43.19A.110  <<  43.19A.120 >>   43.19A.130

Use of compost products in projects.

(1) When planning government-funded projects or soliciting and reviewing bids for such projects, all state agencies and local governments shall consider whether compost products can be utilized in the project.
(2) If compost products can be utilized in the project, the state agency or local government must use compost products, except as follows:
(a) A state agency or local government is not required to use compost products if:
(i) Compost products are not available within a reasonable period of time;
(ii) Compost products that are available do not comply with existing purchasing standards;
(iii) Compost products that are available do not comply with federal or state health, quality, and safety standards; and
(iv) Compost purchase prices are not reasonable or competitive; and
(b) A state agency is also not required to use compost products in a project if:
(i) The total cost of using compost is financially prohibitive;
(ii) Application of compost will have detrimental impacts on the physical characteristics and nutrient condition of the soil as it is used for a specific crop;
(iii) The project consists of growing trees in a greenhouse setting, including seed orchard greenhouses; or
(iv) The compost products that are available have not been certified as being free of crop-specific pests and pathogens, including pests and pathogens that could result in the denial of phytosanitary permits for shipping seedlings.
(3) Before the transportation or application of compost products under this section, composting facilities, state agencies, and local governments must ensure compliance with department of agriculture pest control regulations provided in chapter 16-470 WAC.
(4) State agencies and local governments are encouraged to give priority to purchasing compost products from companies that produce compost products locally, are certified by a nationally recognized organization, and produce compost products that are derived from municipal solid waste compost programs and meet quality standards adopted by rule by the department of ecology.
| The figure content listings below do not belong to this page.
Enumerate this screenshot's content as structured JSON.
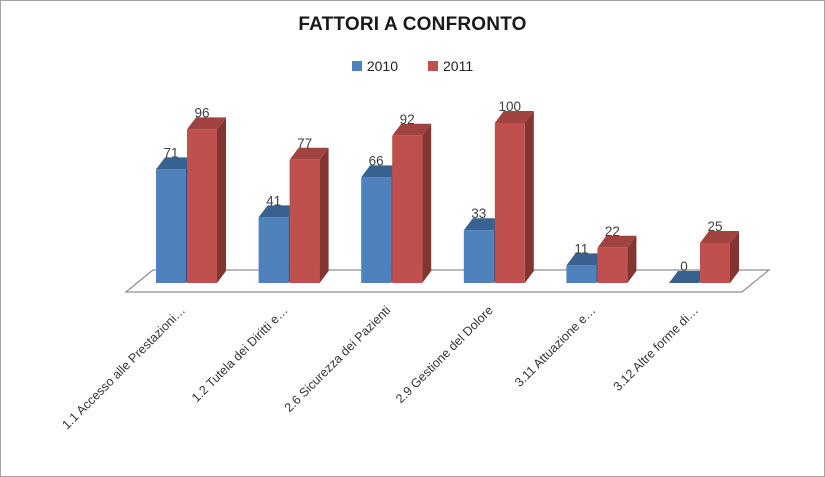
{
  "chart_data": {
    "type": "bar",
    "style": "3d-clustered-column",
    "title": "FATTORI A CONFRONTO",
    "xlabel": "",
    "ylabel": "",
    "ylim": [
      0,
      100
    ],
    "grid": false,
    "legend_position": "top",
    "data_labels": true,
    "categories": [
      "1.1 Accesso alle Prestazioni…",
      "1.2 Tutela dei Diritti e…",
      "2.6 Sicurezza dei Pazienti",
      "2.9 Gestione del Dolore",
      "3.11 Attuazione e…",
      "3.12 Altre forme di…"
    ],
    "series": [
      {
        "name": "2010",
        "values": [
          71,
          41,
          66,
          33,
          11,
          0
        ],
        "color": "#4F81BD",
        "color_top": "#37628F",
        "color_side": "#2A4E78"
      },
      {
        "name": "2011",
        "values": [
          96,
          77,
          92,
          100,
          22,
          25
        ],
        "color": "#C0504D",
        "color_top": "#A04240",
        "color_side": "#833532"
      }
    ],
    "text_color": "#404040",
    "floor_line_color": "#8f8f8f"
  }
}
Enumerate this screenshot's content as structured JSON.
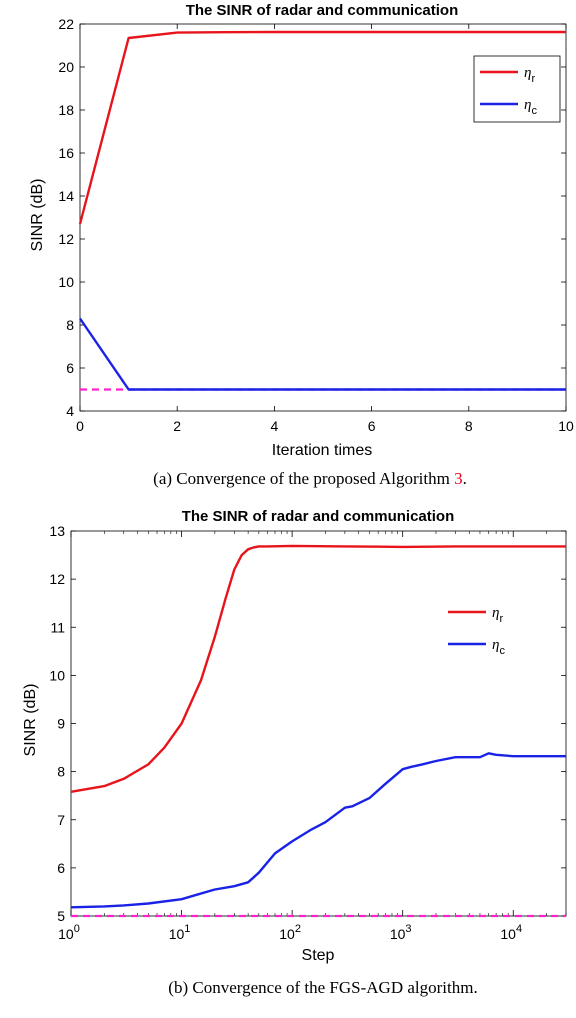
{
  "chart_data": [
    {
      "type": "line",
      "title": "The SINR of radar and communication",
      "xlabel": "Iteration times",
      "ylabel": "SINR (dB)",
      "xlim": [
        0,
        10
      ],
      "ylim": [
        4,
        22
      ],
      "x_ticks": [
        "0",
        "2",
        "4",
        "6",
        "8",
        "10"
      ],
      "y_ticks": [
        "4",
        "6",
        "8",
        "10",
        "12",
        "14",
        "16",
        "18",
        "20",
        "22"
      ],
      "series": [
        {
          "name": "ηr",
          "color": "#e8141b",
          "x": [
            0,
            1,
            2,
            3,
            4,
            5,
            6,
            7,
            8,
            9,
            10
          ],
          "y": [
            12.7,
            21.35,
            21.6,
            21.62,
            21.63,
            21.63,
            21.63,
            21.63,
            21.63,
            21.63,
            21.63
          ]
        },
        {
          "name": "ηc",
          "color": "#1a22e6",
          "x": [
            0,
            1,
            2,
            3,
            4,
            5,
            6,
            7,
            8,
            9,
            10
          ],
          "y": [
            8.3,
            5.0,
            5.0,
            5.0,
            5.0,
            5.0,
            5.0,
            5.0,
            5.0,
            5.0,
            5.0
          ]
        }
      ],
      "threshold": {
        "y": 5.0,
        "color": "#ff22cc",
        "dash": true
      },
      "legend": {
        "position": "top-right",
        "entries": [
          {
            "symbol": "η",
            "sub": "r"
          },
          {
            "symbol": "η",
            "sub": "c"
          }
        ]
      },
      "grid": false
    },
    {
      "type": "line",
      "xscale": "log",
      "title": "The SINR of radar and communication",
      "xlabel": "Step",
      "ylabel": "SINR (dB)",
      "xlim": [
        1,
        30000
      ],
      "ylim": [
        5,
        13
      ],
      "x_ticks": [
        {
          "base": "10",
          "exp": "0"
        },
        {
          "base": "10",
          "exp": "1"
        },
        {
          "base": "10",
          "exp": "2"
        },
        {
          "base": "10",
          "exp": "3"
        },
        {
          "base": "10",
          "exp": "4"
        }
      ],
      "y_ticks": [
        "5",
        "6",
        "7",
        "8",
        "9",
        "10",
        "11",
        "12",
        "13"
      ],
      "series": [
        {
          "name": "ηr",
          "color": "#e8141b",
          "x": [
            1,
            2,
            3,
            5,
            7,
            10,
            15,
            20,
            25,
            30,
            35,
            40,
            45,
            50,
            60,
            100,
            300,
            1000,
            3000,
            10000,
            30000
          ],
          "y": [
            7.58,
            7.7,
            7.85,
            8.15,
            8.5,
            9.0,
            9.9,
            10.8,
            11.6,
            12.2,
            12.5,
            12.62,
            12.66,
            12.68,
            12.68,
            12.69,
            12.68,
            12.67,
            12.68,
            12.68,
            12.68
          ]
        },
        {
          "name": "ηc",
          "color": "#1a22e6",
          "x": [
            1,
            2,
            3,
            5,
            10,
            20,
            30,
            40,
            50,
            70,
            100,
            150,
            200,
            300,
            350,
            500,
            700,
            1000,
            1200,
            1500,
            2000,
            3000,
            5000,
            6000,
            7000,
            10000,
            30000
          ],
          "y": [
            5.18,
            5.2,
            5.22,
            5.26,
            5.35,
            5.55,
            5.62,
            5.7,
            5.9,
            6.3,
            6.55,
            6.8,
            6.95,
            7.25,
            7.28,
            7.45,
            7.75,
            8.05,
            8.1,
            8.15,
            8.22,
            8.3,
            8.3,
            8.38,
            8.35,
            8.32,
            8.32
          ]
        }
      ],
      "threshold": {
        "y": 5.0,
        "color": "#ff22cc",
        "dash": true
      },
      "legend": {
        "position": "right",
        "entries": [
          {
            "symbol": "η",
            "sub": "r"
          },
          {
            "symbol": "η",
            "sub": "c"
          }
        ]
      },
      "grid": false
    }
  ],
  "captions": [
    {
      "text": "(a)  Convergence of the proposed Algorithm ",
      "ref": "3",
      "tail": "."
    },
    {
      "text": "(b) Convergence of the FGS-AGD algorithm.",
      "ref": "",
      "tail": ""
    }
  ]
}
FindingsLegislative declaration2020 c 290: "The legislature finds and declares that local compost manufacturing plays a critical role in our state's solid waste infrastructure. Composting benefits Washington agencies, counties, cities, businesses, and residents by diverting hundreds of thousands of tons of organic waste from landfills, reducing solid waste costs, and lowering carbon emissions. The legislature finds that a growing number of local governments are recognizing the benefits of composting programs and offering compost collection to their residents and businesses. The diversion of food waste from landfills to compost processors remains critical for state and local governments to meet their ambitious diversion goals.
The legislature also finds that composting is a strong carbon reduction industry for Washington, as the application of compost to soil systems permits increased carbon sequestration. Compost can also replace synthetic chemical fertilizer, prevent topsoil erosion, and filter stormwater on green infrastructure projects such as rain gardens and retention ponds.
The legislature declares that state and local governments should lead by example by purchasing and using local compost that meets state standards and by encouraging farming operations to do so as well." [ 2020 c 290 s 1.]